Container within container-fluid

YES!!! It looks like you’ve got it figured out now. Do all your CSS work in your own style sheets. On a typical project, I may have 5-10 different stylesheets, some of which are only loaded on certain pages because they style components that are only on those pages. Getting comfortable with creating your own CSS stylesheets, and writing your own CSS classes and rules, and applying them through the attributes panel is one of the things that makes this program so powerful.

You’re not limited to staying with Bootstrap’s “look and feel.” You can make your site look and work however you want by writing your own Custom CSS, and as long as you don’t change the name, any Bootstrap class you copy from the Styles Tab into your custom CSS file will override the Bootstrap styling. In this way, you have total control to make Bootstrap “look” and work however you want.

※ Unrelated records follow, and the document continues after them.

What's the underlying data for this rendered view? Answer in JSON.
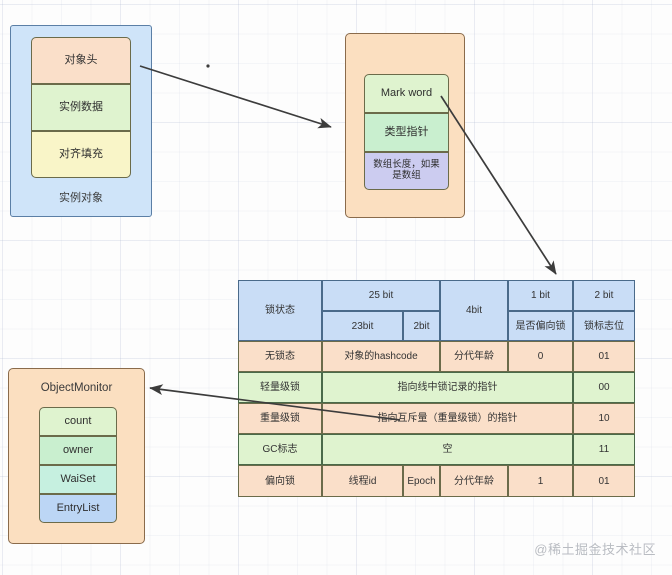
{
  "diagram": {
    "instance_object": {
      "title": "实例对象",
      "rows": [
        {
          "label": "对象头"
        },
        {
          "label": "实例数据"
        },
        {
          "label": "对齐填充"
        }
      ]
    },
    "object_header": {
      "rows": [
        {
          "label": "Mark  word"
        },
        {
          "label": "类型指针"
        },
        {
          "label": "数组长度，如果是数组"
        }
      ]
    },
    "object_monitor": {
      "title": "ObjectMonitor",
      "rows": [
        {
          "label": "count"
        },
        {
          "label": "owner"
        },
        {
          "label": "WaiSet"
        },
        {
          "label": "EntryList"
        }
      ]
    },
    "mark_word_table": {
      "header": {
        "lock_state": "锁状态",
        "bits_25": "25 bit",
        "bits_23": "23bit",
        "bits_2": "2bit",
        "bits_4": "4bit",
        "bits_1": "1 bit",
        "bits_1_sub": "是否偏向锁",
        "bits_2_tail": "2 bit",
        "bits_2_tail_sub": "锁标志位"
      },
      "rows": [
        {
          "state": "无锁态",
          "c1": "对象的hashcode",
          "c2": "分代年龄",
          "bias": "0",
          "flag": "01"
        },
        {
          "state": "轻量级锁",
          "span": "指向线中锁记录的指针",
          "flag": "00"
        },
        {
          "state": "重量级锁",
          "span": "指向互斥量（重量级锁）的指针",
          "flag": "10"
        },
        {
          "state": "GC标志",
          "span": "空",
          "flag": "11"
        },
        {
          "state": "偏向锁",
          "thread": "线程id",
          "epoch": "Epoch",
          "age": "分代年龄",
          "bias": "1",
          "flag": "01"
        }
      ]
    },
    "watermark": "@稀土掘金技术社区"
  },
  "colors": {
    "blue_fill": "#cfe4f9",
    "orange_fill": "#fbdfc0",
    "peach": "#fadfc9",
    "green_light": "#dff3cf",
    "green_mid": "#c9efcf",
    "yellow": "#f9f5c8",
    "purple": "#ccccf0",
    "teal": "#c6f0e0",
    "header_blue": "#c9ddf6"
  }
}
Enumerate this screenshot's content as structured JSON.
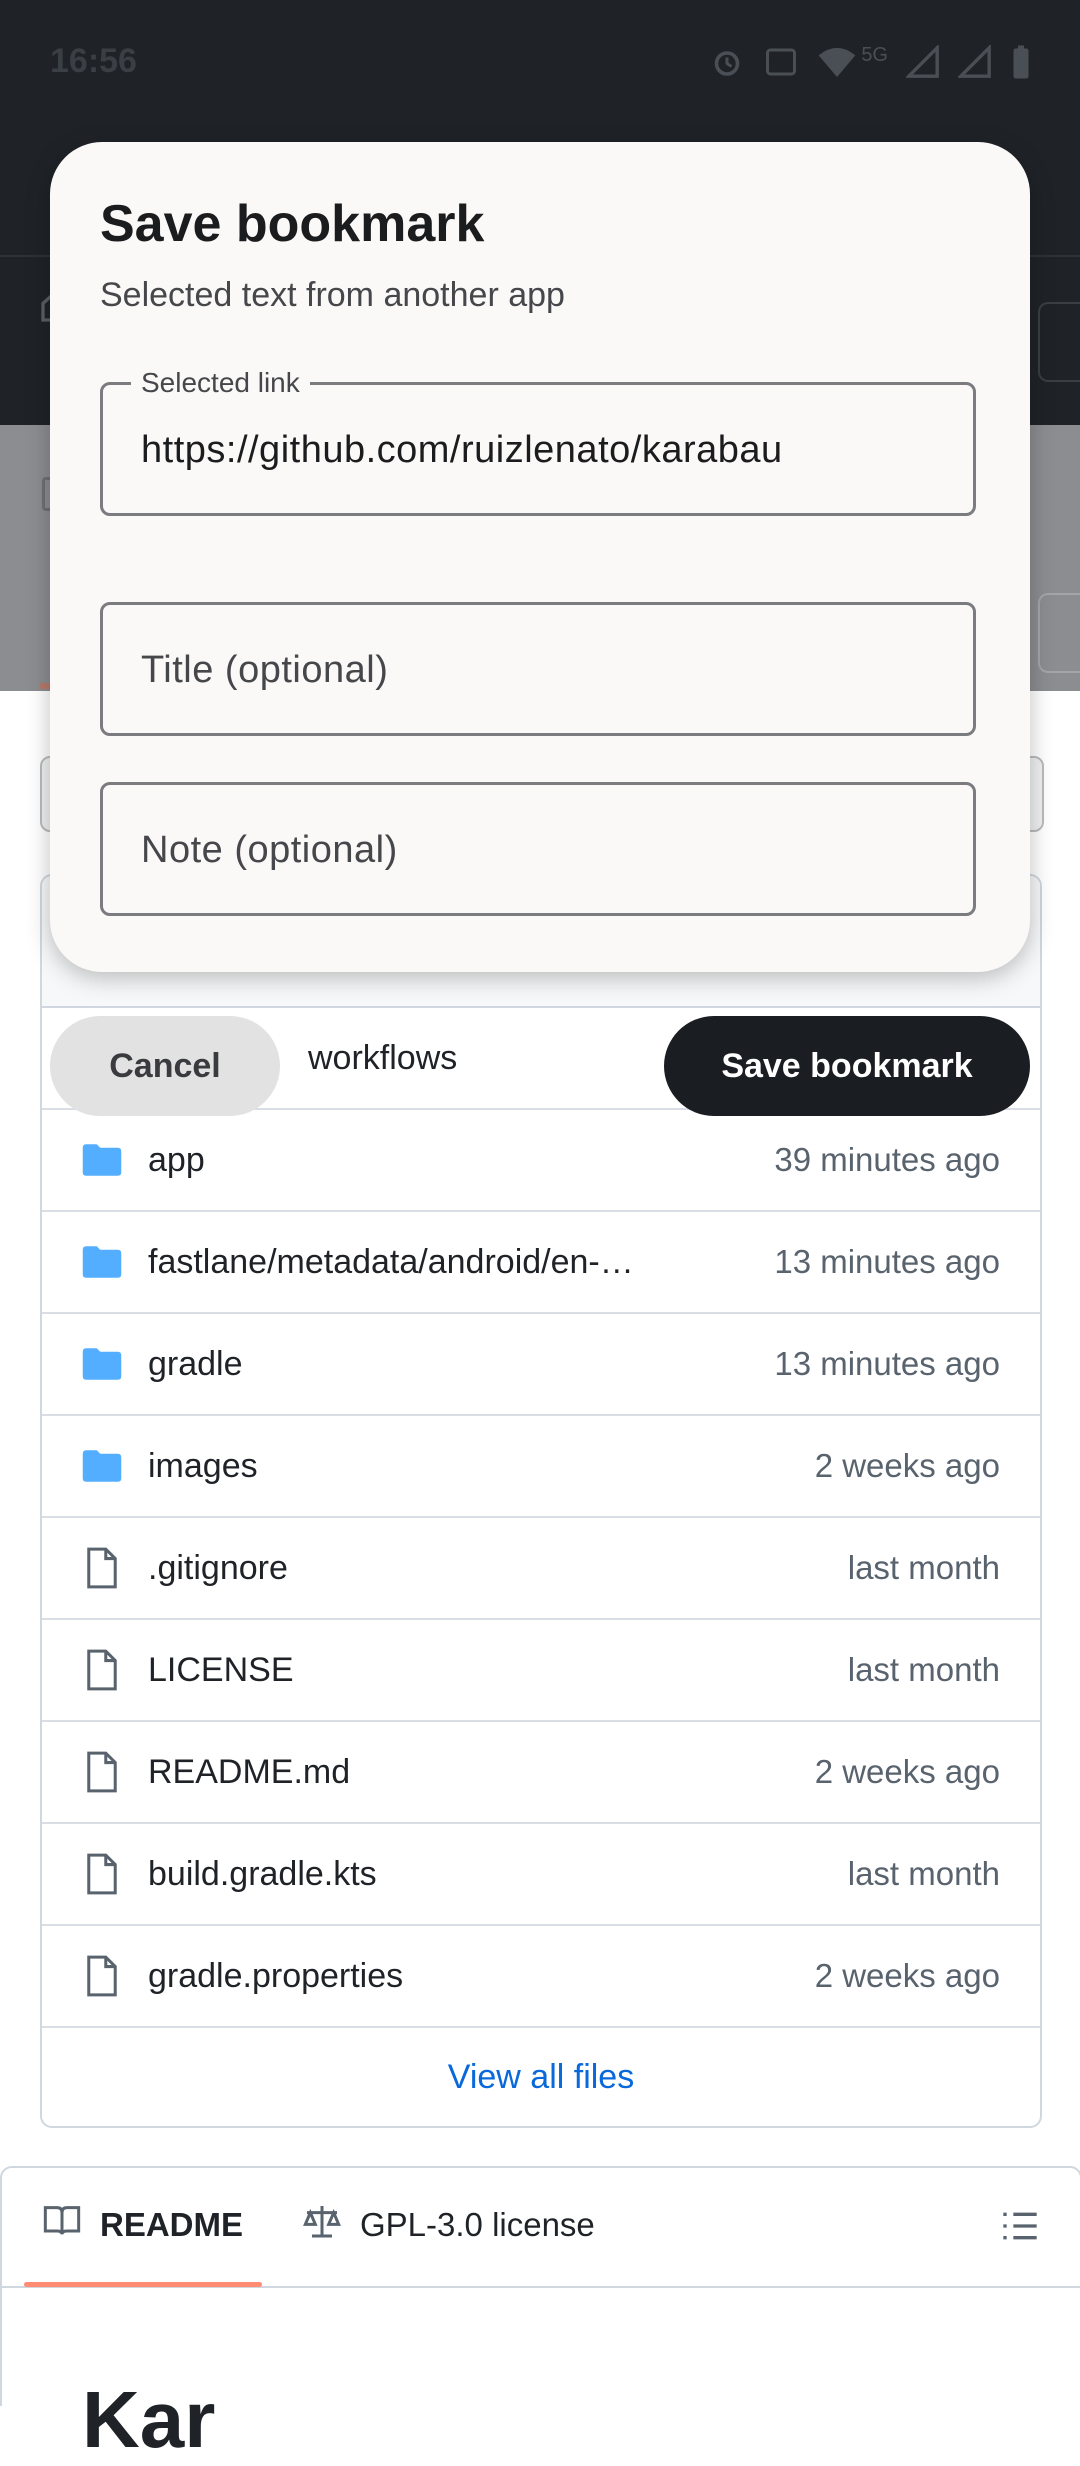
{
  "status_bar": {
    "time": "16:56",
    "icons": [
      "alarm-icon",
      "volte-icon",
      "wifi-icon",
      "signal-icon",
      "battery-icon"
    ],
    "network": "5G"
  },
  "dialog": {
    "title": "Save bookmark",
    "subtitle": "Selected text from another app",
    "link_label": "Selected link",
    "link_value": "https://github.com/ruizlenato/karabau",
    "title_placeholder": "Title (optional)",
    "note_placeholder": "Note (optional)",
    "cancel_label": "Cancel",
    "save_label": "Save bookmark"
  },
  "files": {
    "partial_row": "workflows",
    "rows": [
      {
        "name": "app",
        "time": "39 minutes ago",
        "type": "folder"
      },
      {
        "name": "fastlane/metadata/android/en-…",
        "time": "13 minutes ago",
        "type": "folder"
      },
      {
        "name": "gradle",
        "time": "13 minutes ago",
        "type": "folder"
      },
      {
        "name": "images",
        "time": "2 weeks ago",
        "type": "folder"
      },
      {
        "name": ".gitignore",
        "time": "last month",
        "type": "file"
      },
      {
        "name": "LICENSE",
        "time": "last month",
        "type": "file"
      },
      {
        "name": "README.md",
        "time": "2 weeks ago",
        "type": "file"
      },
      {
        "name": "build.gradle.kts",
        "time": "last month",
        "type": "file"
      },
      {
        "name": "gradle.properties",
        "time": "2 weeks ago",
        "type": "file"
      }
    ],
    "view_all": "View all files"
  },
  "readme": {
    "tab_readme": "README",
    "tab_license": "GPL-3.0 license",
    "heading": "Kar"
  },
  "colors": {
    "folder": "#54aeff",
    "link": "#0969da",
    "accent_underline": "#fd8c73",
    "dialog_bg": "#fbf8f8",
    "primary_button": "#1a1d21"
  }
}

For example, I don’t always follow the Bootstrap breakpoints, either. Sometimes I will even use max-width in my media queries when I want particular things to behave a particular way on mobile devices or very large screens. Bootstrap uses 1200px as their cutoff for XL. Nowadays, 1920px by 1080px monitors are the most popular size. Sometimes I will used a fluid container (so content spans the full width of the screen, but limit the max width on a row to 1600px. Things like that.

I’m going to sleep now, but I’ll be around and working most of the day Saturday from about 2pm (Eastern Standard Time) until 11-12pm at night. That’s my “9-10 hr productivity zone”, so if you get stuck, that’s when I’ll be available.